Kończy się najzimniejszy maj od niemal 30 lat. „Globalne ocieplenie się zepsuło?”

Pogoda - zdjęcie ilustracyjne. / foto: public domain/pixabay
Pogoda - zdjęcie ilustracyjne. / foto: public domain/pixabay
REKLAMA

Jak donosi blog.meteomodel.pl, wszystko wskazuje na to, że trwający jeszcze miesiąc jest najzimniejszy od 1991 roku. Maj 2020 zakończy się bowiem najniższą anomalią temperatury powietrza od 1991 roku – według szacunków osiągnie ona ok. -2,3 – -2,4 K względem normy z lat 1981-2010. To już kolejny taki maj z rzędu. W poprzednim roku anomalia względem tej samej normy wyniosła -1,1K.

W 2019 roku maj był chłodny,  jednak nastał po nim wyjątkowo ciepły czerwiec.
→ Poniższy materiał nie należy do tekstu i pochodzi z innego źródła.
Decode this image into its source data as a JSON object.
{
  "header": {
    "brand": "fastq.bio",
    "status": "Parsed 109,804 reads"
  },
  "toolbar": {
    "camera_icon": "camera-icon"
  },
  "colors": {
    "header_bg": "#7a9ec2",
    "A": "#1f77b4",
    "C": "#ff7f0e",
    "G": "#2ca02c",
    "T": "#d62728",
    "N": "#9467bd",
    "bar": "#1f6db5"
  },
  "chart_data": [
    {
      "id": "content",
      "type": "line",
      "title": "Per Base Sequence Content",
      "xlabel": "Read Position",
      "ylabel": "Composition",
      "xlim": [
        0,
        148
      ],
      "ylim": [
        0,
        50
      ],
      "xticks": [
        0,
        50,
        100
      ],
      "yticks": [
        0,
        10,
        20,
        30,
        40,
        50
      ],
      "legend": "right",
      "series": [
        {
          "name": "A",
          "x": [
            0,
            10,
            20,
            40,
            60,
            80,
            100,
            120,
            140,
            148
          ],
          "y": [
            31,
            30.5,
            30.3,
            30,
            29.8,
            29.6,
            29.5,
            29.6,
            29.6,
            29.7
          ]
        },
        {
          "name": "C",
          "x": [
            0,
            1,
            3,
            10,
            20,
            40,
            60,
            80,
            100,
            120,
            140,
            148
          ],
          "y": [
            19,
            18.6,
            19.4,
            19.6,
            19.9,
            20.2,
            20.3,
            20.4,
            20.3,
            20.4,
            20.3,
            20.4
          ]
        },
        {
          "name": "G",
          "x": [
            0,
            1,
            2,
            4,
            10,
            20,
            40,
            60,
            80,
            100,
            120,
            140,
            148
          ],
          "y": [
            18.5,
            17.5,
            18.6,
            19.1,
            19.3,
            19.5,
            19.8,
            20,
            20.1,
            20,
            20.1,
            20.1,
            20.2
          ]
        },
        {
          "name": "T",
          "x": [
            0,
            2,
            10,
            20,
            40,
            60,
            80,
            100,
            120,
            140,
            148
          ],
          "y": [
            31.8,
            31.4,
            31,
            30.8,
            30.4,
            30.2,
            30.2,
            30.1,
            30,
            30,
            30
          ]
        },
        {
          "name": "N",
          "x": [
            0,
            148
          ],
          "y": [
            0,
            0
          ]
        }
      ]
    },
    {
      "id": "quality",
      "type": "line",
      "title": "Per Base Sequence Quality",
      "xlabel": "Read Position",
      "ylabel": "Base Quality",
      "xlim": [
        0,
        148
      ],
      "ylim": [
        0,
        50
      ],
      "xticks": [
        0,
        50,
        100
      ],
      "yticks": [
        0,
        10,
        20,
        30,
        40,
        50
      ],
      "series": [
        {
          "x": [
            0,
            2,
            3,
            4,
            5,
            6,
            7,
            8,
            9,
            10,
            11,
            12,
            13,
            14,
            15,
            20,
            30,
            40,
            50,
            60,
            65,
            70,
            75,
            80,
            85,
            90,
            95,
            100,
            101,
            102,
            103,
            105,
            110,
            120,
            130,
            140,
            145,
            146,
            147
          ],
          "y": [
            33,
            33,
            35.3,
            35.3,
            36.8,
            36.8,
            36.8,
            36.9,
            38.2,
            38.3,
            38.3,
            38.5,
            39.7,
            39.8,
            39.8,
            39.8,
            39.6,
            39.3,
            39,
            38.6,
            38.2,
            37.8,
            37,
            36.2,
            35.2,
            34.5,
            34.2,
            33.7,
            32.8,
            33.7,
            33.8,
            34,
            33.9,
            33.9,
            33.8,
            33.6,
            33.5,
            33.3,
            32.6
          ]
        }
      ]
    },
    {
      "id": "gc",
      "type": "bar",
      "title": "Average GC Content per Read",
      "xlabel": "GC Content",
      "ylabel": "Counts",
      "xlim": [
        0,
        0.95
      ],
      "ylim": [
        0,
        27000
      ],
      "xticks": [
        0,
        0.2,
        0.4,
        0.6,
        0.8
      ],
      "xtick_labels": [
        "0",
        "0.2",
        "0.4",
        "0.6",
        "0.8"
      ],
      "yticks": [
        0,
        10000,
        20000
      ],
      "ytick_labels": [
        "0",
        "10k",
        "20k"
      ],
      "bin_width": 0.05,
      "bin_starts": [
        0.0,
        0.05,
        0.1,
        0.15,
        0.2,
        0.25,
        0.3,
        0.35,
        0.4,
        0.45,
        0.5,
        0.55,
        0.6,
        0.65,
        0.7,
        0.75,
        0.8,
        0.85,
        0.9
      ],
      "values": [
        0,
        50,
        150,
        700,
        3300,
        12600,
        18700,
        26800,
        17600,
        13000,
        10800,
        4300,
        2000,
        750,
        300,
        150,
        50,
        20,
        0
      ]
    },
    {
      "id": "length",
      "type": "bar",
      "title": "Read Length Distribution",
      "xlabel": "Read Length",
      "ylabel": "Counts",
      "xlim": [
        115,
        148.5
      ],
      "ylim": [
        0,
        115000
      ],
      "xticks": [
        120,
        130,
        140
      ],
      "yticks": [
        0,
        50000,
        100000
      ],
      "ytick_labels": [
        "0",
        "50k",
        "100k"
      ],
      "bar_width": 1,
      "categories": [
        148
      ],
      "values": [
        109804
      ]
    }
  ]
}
Jednak wygląda na to, że w tym roku sytuacja się nie powtórzy. Z aktualnych wyliczeń modelu DWD-ICON wynika, że anomalia temperatury dla maja 2020 wyniesie -2,34K.

Niższa anomalia wystąpiła po raz ostatni w maju 1991 roku. Wówczas wyniosła ona -3,5K, było więc znacznie chłodniej niż w tym roku. Jeszcze chłodniej było w 1980 roku – anomalia wyniosła -4,1K. Chłodne maje przypadały też na lata 50. I 60. XX w.

REKLAMA

Tegoroczny maj przyniósł nawet znaczącą pokrywę śnieżną, którą odnotowano 12 dnia tego miesiąca. Na północnym-wschodzie Polski osiągnęła ona rekordową – od 1951 roku – grubość 8 cm.

„Powstaje więc czasem pytanie, co z globalnym ociepleniem? Odpowiedź brzmi: nic, ma się dobrze. Po pierwsze w skali globalnej maj był miesiącem bardzo ciepłym – w czołówce najcieplejszych. Po drugie, tegoroczny maj był o ok. 1.1K cieplejszy, niż maj 1991 i to jest mniej więcej różnica, jakiej można by było się spodziewać między wyjątkowo chłodnymi majami w ocieplającym się klimacie” – czytamy na blog.meteomodel.pl.